Cronaca nera, effetti collaterali

Mercoledì 6 novembre al Teatro della Sapienza la cronaca nera fa da protagonista. Nunzio Rizzo Nervo, presidente del CISSFAGR e moderatore dell’incontro, chiede ai suoi ospiti  (Lucia Annunciaziata, Duilio Giammaria e Antonio Socci) come si raccontano i casi di cronaca nera, che spesso sono oggetto di sciacallaggio mediatico. Una riflessione che si rende necessaria dopo 15 anni di ipertrofia comunicativa del crimine. La questione è da subito affrontata nel reportage realizzato da 25 allievi della scuola di giornalismo sotto l’occhio attento di Dulio Giammaria del Tg1.
Come il giornalismo deve informare sui casi di cronaca nera? Quali sono gli effetti economici e sociali nel luogo dove avviene il delitto?  L’esempio emblematico è rappresentato dal caso Meredith che ha inondato le prime pagine dei quotidiani e i palinsesti televisivi italiani e non. Il processo mediatico ha visto gli stessi giornalisti schierarsi in “innocentisti” e “colpevolisti” rispetto ad Amanda Knox e Raffaele Sollecito.  L'omicidio della Kercher ha, inoltre, avuto un impatto di non poco conto sulla città di Perugia, che da oasi tranquilla era diventata in pochi giorni la nuova Gomorra. Il capoluogo umbro, infatti, ha registrato negli anni con un calo delle iscrizioni all’università, dovute da una parte alla crisi economica e dall'altra dalla retorica del degrado.
Quest'episodio si installa in quel filone di cronaca nera, che ha avuto inizio con il delitto di Cogne, momento in cui è cambiata la narrazione del fatto di cronaca nera. Il dibattito si sposta dai luoghi del delitto, dove scoppia il circolo mediatico, ai salotti televisivi. Il crimine diventa, così, una nuova forma di intrattenimento che assume i tratti della morbosità. Secondo Duilio Giammaria le responsabilità sono di quel giornalismo che ha sfruttato commercialmente l’impatto con il pubblico, dimenticando il proprio ruolo di mediazione e di critica. Se si deve parlare di cronaca nera, lo si può fare accendendo la luce su alcuni fenomeni sociali che possono scaturire dai fatti di cronaca e non mercificandoli. “Non possiamo permetterci che il male irrompa nei nostri palinsesti senza una riflessione – ribadisce Antonio Socci - Il rischio è che i media ci portino prima della tragedia, della pietà e del pensiero. Non si può non parlare di cronaca nera, ma il punto è come la si tratta? Come il pubblico vuole” In altri termini manca un’elaborazione culturale.

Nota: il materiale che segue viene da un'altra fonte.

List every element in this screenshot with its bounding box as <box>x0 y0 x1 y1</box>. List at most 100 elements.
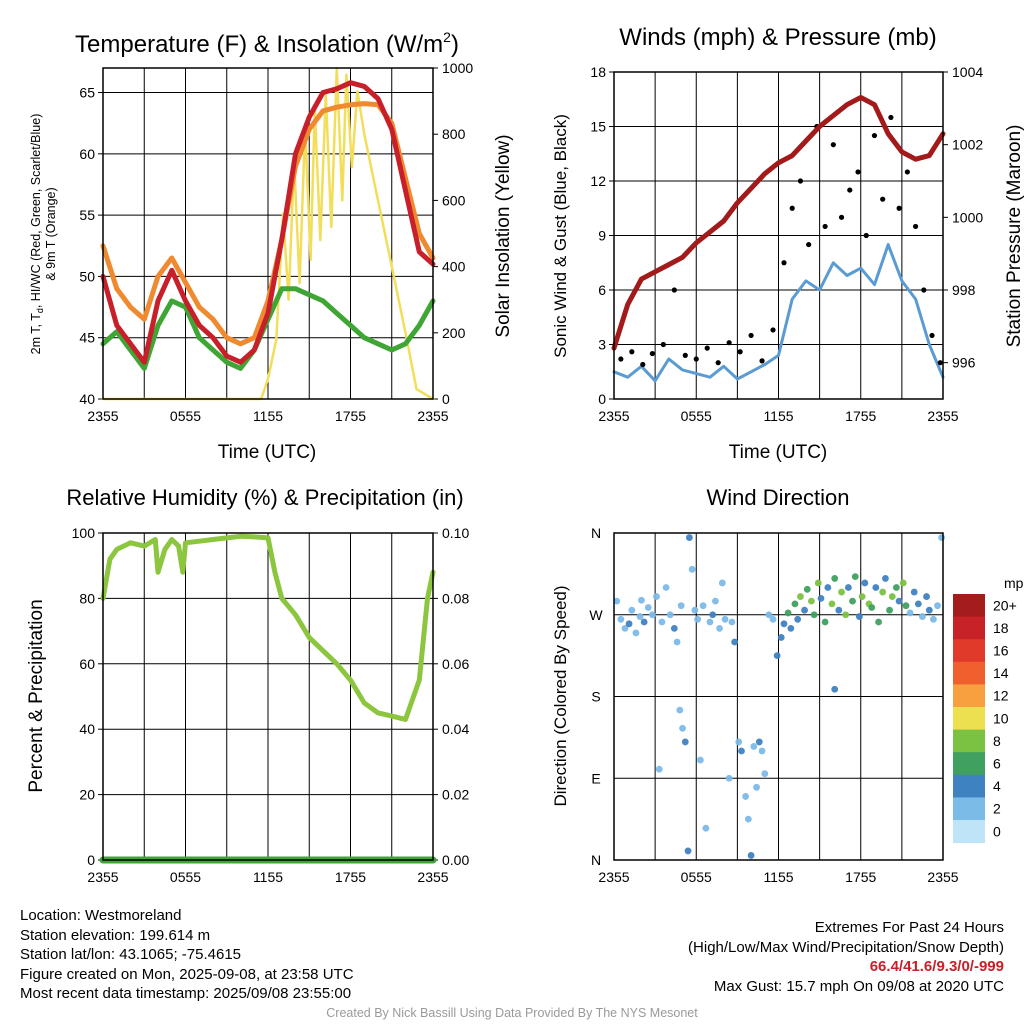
direction-point <box>655 765 663 773</box>
temperature-right-label: Solar Insolation (Yellow) <box>493 134 514 337</box>
legend-swatch <box>953 661 985 685</box>
x-tick-label: 2355 <box>598 408 629 424</box>
x-tick-label: 1755 <box>845 408 876 424</box>
legend-label: 16 <box>993 643 1009 659</box>
credit-text: Created By Nick Bassill Using Data Provi… <box>326 1006 698 1020</box>
created-text: Figure created on Mon, 2025-09-08, at 23… <box>20 965 354 983</box>
direction-point <box>644 604 652 611</box>
gust-point <box>838 214 845 220</box>
y2-tick-label: 1002 <box>952 137 983 153</box>
direction-tick-label: N <box>591 525 601 541</box>
direction-point <box>761 770 769 778</box>
direction-point <box>861 579 869 587</box>
direction-point <box>699 602 707 610</box>
gust-point <box>863 232 869 239</box>
humidity-plot: 2355 0555 1155 1755 23550204060801000.000.02… <box>72 525 470 885</box>
direction-point <box>628 606 636 614</box>
y-tick-label: 45 <box>79 330 95 346</box>
gust-point <box>871 132 878 139</box>
x-tick-label: 0555 <box>170 869 201 885</box>
direction-point <box>638 596 645 604</box>
legend-label: 4 <box>993 778 1001 794</box>
direction-point <box>613 597 621 605</box>
direction-point <box>755 738 763 746</box>
legend-swatch <box>953 684 985 708</box>
direction-point <box>849 597 856 605</box>
direction-point <box>742 793 749 800</box>
gust-point <box>880 196 886 202</box>
direction-point <box>753 783 760 791</box>
direction-point <box>784 609 792 617</box>
direction-point <box>709 611 717 619</box>
x-tick-label: 2355 <box>87 869 118 885</box>
gust-point <box>704 345 710 351</box>
y2-tick-label: 1000 <box>442 60 473 76</box>
direction-point <box>684 847 692 855</box>
elevation-text: Station elevation: 199.614 m <box>20 926 211 944</box>
legend-swatch <box>953 594 985 618</box>
gust-point <box>830 142 836 148</box>
direction-point <box>640 618 648 626</box>
direction-point <box>842 611 850 619</box>
direction-point <box>808 597 815 605</box>
extremes-box: Extremes For Past 24 Hours (High/Low/Max… <box>688 918 1004 996</box>
legend-swatch <box>953 616 985 640</box>
station-info: Location: Westmoreland Station elevation… <box>20 906 354 1004</box>
x-tick-label: 1155 <box>253 869 283 885</box>
direction-point <box>673 638 681 646</box>
y-tick-label: 20 <box>79 787 95 803</box>
direction-point <box>879 588 887 596</box>
legend-label: 2 <box>993 801 1001 817</box>
direction-point <box>930 615 937 623</box>
gust-point <box>660 341 666 348</box>
direction-point <box>731 638 739 646</box>
temperature-left-label-line2: & 9m T (Orange) <box>44 187 58 280</box>
direction-point <box>679 724 686 732</box>
direction-point <box>721 615 729 623</box>
y-tick-label: 100 <box>72 525 96 541</box>
y-tick-label: 3 <box>598 337 606 353</box>
y2-tick-label: 0.06 <box>442 656 469 672</box>
direction-tick-label: S <box>591 689 600 705</box>
y2-tick-label: 1004 <box>952 64 983 80</box>
direction-point <box>872 584 880 591</box>
humidity-panel: Relative Humidity (%) & Precipitation (i… <box>26 485 469 885</box>
direction-point <box>750 743 758 750</box>
direction-point <box>875 618 882 626</box>
legend-swatch <box>953 707 985 731</box>
direction-point <box>938 534 946 541</box>
direction-point <box>810 611 818 619</box>
gust-point <box>671 287 677 293</box>
gust-point <box>759 358 765 364</box>
direction-tick-label: N <box>591 852 601 868</box>
y-tick-label: 65 <box>79 85 95 101</box>
x-tick-label: 2355 <box>927 408 958 424</box>
y2-tick-label: 1000 <box>952 209 983 225</box>
y-tick-label: 6 <box>598 282 606 298</box>
direction-point <box>769 615 777 623</box>
gust-point <box>888 114 894 121</box>
direction-point <box>632 629 640 637</box>
y-tick-label: 60 <box>79 656 95 672</box>
legend-label: 14 <box>993 665 1009 681</box>
direction-point <box>648 611 656 619</box>
legend-swatch <box>953 797 985 821</box>
legend-label: 6 <box>993 756 1001 772</box>
gust-point <box>912 223 919 230</box>
direction-point <box>886 606 893 614</box>
gust-point <box>855 169 861 175</box>
direction-point <box>923 593 930 600</box>
direction-point <box>725 774 733 782</box>
y-tick-label: 0 <box>598 391 606 407</box>
temperature-panel: Temperature (F) & Insolation (W/m2) 2355… <box>29 29 514 463</box>
direction-point <box>817 595 825 602</box>
gust-point <box>770 327 776 333</box>
direction-point <box>934 602 941 610</box>
direction-point <box>696 756 704 764</box>
legend-label: 0 <box>993 823 1001 839</box>
y-tick-label: 60 <box>79 146 95 162</box>
legend-swatch <box>953 752 985 776</box>
y2-tick-label: 0 <box>442 391 450 407</box>
direction-point <box>919 613 926 620</box>
relative-humidity-line <box>100 533 436 722</box>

Di un parere simile è Lucia Annunziata, che sottolinea l’importanza della capacità di leggere un evento e del valore pubblico che un dettaglio possa avere, si pensi al caso Regeni. “ Non bisogna trattare la cronaca nera come materia vile – continua la direttrice dell’Huffigton Post-  Il problema è che per fare la cronaca si prende chiunque. La cronaca nera è fatta di delitti, avvocati, accuse e difesa, che hanno imparato ad usare i media e il circolo mediatico a proprio vantaggio.” Occorre, quindi, saper trattare la materia. Il giornalista, inoltre, secondo Annunziata, deve sempre poter scegliere individualmente. Competenza e responsabilità sono due caratteristiche imprescindibili, a maggior ragione nel delicato settore della cronaca nera.
Prima del dibattito, inoltre, un momento è stato dedicato alla premiazione di studenti e studentesse della scuola di giornalismo di Perugia, in occasione del quale è stato ricordato l’ex presidente dell’ordine dei giornalisti della Regione Umbria, Dante Ciliani, e Nunzio Bassi, mentore per generazioni di giornalisti che hanno seguito i corsi della scuola di giornalismo.